Tuesday, January 31, 2006

Attracts deer but also false advertising claims

Wildlife Research Center, Inc. v. Robinson Outdoors, Inc., -- F.Supp.2d --, 2005 WL 3676530 (D. Minn.)

This case resulted in a judgment of $4.8 million, plus prejudgment interest, based on the defendant’s false advertising, business defamation, and product disparagement for hunting products – a human scent elimination spray and a doe-urine-based attractant. Monetary awards in Lanham Act cases are reasonably rare, but in this case the jury apparently felt that years of false advertising had taken their toll on the plaintiff, and awarded both damages for lost business and the defendant’s profits. Although the awards on the Lanham Act and state-law claims were duplicative, prejudgment interest was available on the state-law claims and was awarded accordingly.

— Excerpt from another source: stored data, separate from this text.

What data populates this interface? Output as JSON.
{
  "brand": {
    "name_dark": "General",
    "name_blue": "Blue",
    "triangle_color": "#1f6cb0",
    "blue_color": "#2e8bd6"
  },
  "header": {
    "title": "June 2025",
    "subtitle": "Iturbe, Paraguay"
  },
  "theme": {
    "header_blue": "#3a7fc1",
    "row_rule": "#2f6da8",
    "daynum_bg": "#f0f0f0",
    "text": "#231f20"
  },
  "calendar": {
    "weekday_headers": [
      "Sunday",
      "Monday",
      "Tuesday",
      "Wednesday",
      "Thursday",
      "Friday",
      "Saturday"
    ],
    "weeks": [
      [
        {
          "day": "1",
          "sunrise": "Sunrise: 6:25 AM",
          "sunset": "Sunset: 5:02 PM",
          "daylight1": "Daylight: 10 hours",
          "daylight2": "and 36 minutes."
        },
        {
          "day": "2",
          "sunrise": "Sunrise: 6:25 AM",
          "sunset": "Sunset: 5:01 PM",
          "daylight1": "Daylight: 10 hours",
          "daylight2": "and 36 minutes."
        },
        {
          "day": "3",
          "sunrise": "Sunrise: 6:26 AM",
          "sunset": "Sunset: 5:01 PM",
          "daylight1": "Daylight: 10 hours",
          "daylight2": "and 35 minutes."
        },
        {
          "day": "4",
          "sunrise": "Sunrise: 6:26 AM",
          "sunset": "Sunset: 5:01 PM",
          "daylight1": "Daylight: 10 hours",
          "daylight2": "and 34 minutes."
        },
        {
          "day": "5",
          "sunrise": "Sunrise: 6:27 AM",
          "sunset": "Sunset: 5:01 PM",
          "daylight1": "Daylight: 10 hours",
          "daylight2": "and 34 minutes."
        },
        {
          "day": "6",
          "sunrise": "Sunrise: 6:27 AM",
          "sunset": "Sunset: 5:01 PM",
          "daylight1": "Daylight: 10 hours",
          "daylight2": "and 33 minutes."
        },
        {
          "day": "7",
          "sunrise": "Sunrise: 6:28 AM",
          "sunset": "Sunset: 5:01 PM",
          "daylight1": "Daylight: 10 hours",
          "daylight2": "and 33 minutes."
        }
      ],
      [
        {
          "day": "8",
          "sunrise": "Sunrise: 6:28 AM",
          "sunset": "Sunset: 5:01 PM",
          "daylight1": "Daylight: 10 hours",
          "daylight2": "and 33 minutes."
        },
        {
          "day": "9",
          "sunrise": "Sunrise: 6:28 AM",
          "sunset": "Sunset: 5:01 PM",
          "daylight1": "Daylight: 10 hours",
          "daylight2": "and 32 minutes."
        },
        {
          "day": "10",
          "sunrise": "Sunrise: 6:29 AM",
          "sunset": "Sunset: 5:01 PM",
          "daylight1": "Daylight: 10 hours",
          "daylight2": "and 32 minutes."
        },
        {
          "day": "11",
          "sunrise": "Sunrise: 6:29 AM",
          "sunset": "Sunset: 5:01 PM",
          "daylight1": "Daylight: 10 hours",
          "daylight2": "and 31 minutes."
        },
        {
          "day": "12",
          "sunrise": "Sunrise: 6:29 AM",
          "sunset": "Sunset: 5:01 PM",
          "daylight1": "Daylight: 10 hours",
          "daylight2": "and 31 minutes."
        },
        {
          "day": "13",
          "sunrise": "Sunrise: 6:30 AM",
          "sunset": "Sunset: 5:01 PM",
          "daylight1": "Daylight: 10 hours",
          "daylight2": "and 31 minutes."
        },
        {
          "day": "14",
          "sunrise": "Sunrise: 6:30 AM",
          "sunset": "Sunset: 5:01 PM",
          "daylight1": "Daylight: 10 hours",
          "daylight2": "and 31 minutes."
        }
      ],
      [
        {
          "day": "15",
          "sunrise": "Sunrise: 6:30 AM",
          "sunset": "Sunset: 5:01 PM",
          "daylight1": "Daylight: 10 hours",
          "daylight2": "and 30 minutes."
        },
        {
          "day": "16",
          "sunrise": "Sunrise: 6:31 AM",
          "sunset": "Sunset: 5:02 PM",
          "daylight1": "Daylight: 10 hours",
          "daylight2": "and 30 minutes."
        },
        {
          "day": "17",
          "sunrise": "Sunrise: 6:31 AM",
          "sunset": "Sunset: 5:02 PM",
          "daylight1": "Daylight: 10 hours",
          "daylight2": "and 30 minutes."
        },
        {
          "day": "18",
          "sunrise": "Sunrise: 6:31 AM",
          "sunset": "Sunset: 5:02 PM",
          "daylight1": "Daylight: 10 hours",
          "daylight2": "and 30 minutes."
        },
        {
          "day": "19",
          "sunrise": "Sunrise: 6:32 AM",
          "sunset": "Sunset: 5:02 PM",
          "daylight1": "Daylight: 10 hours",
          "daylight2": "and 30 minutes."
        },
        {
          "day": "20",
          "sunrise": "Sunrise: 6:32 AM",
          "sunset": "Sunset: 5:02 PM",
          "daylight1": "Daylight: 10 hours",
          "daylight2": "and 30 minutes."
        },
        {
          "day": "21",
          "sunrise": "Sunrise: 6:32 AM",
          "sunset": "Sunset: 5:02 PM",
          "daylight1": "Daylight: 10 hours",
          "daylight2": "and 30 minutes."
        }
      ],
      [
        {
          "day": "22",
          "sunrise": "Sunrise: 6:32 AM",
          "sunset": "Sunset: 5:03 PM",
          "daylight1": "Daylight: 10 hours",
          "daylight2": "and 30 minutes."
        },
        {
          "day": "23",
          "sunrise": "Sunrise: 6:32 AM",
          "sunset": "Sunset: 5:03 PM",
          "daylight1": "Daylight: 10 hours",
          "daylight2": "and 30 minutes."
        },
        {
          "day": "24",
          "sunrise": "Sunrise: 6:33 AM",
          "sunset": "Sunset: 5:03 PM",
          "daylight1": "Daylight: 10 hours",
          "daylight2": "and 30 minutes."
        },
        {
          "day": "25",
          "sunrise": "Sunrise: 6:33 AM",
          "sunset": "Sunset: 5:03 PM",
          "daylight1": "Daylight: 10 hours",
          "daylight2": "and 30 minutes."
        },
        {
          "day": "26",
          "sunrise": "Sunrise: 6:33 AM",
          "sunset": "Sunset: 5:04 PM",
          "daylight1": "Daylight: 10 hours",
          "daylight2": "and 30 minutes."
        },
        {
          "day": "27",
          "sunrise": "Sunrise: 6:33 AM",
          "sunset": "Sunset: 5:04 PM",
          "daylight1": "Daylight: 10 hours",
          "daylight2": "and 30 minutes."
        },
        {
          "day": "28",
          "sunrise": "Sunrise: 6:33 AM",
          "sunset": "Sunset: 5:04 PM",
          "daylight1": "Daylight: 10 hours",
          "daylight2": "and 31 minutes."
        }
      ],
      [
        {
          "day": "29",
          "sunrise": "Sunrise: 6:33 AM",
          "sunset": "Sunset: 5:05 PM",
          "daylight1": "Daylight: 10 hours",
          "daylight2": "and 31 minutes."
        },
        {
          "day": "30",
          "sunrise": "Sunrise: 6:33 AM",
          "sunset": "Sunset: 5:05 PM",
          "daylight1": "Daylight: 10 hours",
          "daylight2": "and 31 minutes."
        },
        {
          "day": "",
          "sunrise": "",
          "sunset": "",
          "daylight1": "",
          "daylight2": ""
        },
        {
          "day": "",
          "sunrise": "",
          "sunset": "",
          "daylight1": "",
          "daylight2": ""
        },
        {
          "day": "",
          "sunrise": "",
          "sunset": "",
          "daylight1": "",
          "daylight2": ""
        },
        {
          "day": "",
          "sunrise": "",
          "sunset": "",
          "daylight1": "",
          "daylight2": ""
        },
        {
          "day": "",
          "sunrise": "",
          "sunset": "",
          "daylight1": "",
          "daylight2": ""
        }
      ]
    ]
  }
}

Lanham Act recovery may include both actual damages and the defendant’s profits, though the total recovery is subject to principles of equity and must constitute compensation, not a penalty. In this case, the duration of the false claims, the damage to the plaintiff, and the defendant’s knowledge that its claims were false justified the award. In addition, though the defendant argued that recovery of profits is only allowed for willful violations of the Lanham Act, the court ruled that the 1999 amendment to §1117(a) abrogated earlier case law imposing a willfulness requirement: The law used to allow recovery for “a violation under section 1125(a) of this title,” but now it reads “a violation under section [1125(a)] of this title, or a willful violation under section [1125(c) (dilution of famous marks)].” The contrast makes clear that willfulness is not required for an award of profits in a false advertising case.